Performance Considerations

SlumberChunker

  • Uses LLM API calls, which can be slow and costly
  • Best for high-value documents where quality > speed
  • verbose=True helps understand LLM decisions
  • candidate_size controls how much text is sent to LLM per decision
  • Consider caching LLM responses for repeated processing

NeuralChunker

  • Requires GPU for best performance
  • Model loading has one-time startup cost
  • Fast inference after model is loaded
  • Consider batching for multiple documents
# Optimize for batch processing
from chonkie import NeuralChunker

chunker = NeuralChunker(device_map="cuda:0")

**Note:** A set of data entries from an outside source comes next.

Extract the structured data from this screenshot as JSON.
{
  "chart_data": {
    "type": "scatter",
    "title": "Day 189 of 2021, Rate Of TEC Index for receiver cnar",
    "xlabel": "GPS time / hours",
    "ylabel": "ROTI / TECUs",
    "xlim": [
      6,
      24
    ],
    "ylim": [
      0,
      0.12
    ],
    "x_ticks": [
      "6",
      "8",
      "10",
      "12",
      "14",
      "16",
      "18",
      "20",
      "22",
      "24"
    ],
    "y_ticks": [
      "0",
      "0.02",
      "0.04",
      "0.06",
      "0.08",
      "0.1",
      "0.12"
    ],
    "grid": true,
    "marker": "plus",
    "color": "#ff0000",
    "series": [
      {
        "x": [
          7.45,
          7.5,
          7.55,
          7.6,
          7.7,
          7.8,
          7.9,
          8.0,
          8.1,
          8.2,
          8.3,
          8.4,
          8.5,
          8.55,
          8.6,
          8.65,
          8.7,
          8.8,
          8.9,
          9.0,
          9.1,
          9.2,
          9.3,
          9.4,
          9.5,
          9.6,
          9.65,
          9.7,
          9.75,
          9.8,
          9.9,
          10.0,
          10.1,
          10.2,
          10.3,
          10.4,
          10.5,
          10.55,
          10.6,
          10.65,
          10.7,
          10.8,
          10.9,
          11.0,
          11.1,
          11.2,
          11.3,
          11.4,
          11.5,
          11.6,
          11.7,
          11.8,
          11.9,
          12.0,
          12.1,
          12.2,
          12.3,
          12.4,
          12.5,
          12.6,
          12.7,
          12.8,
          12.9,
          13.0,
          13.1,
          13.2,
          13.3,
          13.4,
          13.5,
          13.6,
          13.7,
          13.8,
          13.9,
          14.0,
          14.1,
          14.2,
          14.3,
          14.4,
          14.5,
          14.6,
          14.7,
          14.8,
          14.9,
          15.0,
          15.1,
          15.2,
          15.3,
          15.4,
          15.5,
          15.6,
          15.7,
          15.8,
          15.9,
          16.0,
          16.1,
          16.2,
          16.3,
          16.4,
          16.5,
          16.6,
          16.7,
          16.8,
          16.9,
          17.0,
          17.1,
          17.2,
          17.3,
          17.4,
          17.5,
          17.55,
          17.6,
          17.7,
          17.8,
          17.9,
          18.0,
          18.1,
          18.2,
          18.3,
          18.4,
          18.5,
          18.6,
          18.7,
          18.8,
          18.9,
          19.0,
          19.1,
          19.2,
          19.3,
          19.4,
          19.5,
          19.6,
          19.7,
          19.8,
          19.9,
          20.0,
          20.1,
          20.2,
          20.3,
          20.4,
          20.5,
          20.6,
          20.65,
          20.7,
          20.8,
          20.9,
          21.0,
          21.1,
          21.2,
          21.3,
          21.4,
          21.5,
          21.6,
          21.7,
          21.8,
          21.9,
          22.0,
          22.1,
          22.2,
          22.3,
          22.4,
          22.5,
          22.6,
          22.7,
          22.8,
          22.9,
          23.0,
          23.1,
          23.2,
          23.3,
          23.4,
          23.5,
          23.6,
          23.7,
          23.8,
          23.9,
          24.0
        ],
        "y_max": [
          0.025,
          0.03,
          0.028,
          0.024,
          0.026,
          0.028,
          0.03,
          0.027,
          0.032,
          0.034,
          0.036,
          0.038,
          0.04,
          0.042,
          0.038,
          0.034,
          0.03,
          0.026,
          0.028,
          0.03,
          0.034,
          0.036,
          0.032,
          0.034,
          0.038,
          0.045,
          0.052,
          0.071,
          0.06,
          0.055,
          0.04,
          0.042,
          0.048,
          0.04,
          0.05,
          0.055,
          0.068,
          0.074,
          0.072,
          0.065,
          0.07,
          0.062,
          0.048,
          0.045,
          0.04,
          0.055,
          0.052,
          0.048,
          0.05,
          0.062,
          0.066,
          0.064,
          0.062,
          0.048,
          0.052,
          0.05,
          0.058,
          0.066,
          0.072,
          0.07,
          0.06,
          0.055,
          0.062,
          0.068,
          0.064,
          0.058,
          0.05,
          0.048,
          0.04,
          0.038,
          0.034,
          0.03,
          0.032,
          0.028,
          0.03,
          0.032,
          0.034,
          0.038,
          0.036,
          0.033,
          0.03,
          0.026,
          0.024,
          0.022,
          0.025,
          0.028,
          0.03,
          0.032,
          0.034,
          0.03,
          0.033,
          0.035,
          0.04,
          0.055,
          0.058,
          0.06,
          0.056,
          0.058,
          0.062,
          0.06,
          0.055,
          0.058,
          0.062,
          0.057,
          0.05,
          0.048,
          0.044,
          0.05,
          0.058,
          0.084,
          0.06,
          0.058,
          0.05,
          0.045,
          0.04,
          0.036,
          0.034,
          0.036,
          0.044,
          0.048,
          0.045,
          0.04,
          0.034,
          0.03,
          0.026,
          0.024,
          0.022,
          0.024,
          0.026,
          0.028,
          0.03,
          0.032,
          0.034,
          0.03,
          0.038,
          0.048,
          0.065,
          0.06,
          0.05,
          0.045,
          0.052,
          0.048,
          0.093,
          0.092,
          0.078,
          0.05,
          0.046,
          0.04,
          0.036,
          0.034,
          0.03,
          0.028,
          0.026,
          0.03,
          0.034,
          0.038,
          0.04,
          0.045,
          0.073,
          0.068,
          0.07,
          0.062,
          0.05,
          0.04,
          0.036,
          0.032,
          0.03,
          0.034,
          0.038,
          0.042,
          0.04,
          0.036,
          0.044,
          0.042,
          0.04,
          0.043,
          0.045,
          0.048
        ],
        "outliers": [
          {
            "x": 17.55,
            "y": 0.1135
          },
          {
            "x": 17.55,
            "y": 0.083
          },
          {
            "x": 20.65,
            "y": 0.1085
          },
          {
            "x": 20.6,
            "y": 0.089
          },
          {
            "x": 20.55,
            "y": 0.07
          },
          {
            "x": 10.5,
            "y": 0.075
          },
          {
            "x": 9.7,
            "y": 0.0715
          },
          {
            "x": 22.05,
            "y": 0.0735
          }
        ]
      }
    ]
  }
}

# Process multiple documents efficiently
texts = ["Doc 1...", "Doc 2...", "Doc 3..."]
all_chunks = chunker.chunk_batch(texts)

Experimental Features

The chonkie.experimental module contains experimental features:

from chonkie import experimental

# Experimental code analysis features
# Note: Not exported in main API, subject to change

These features are under active development and may change in future versions.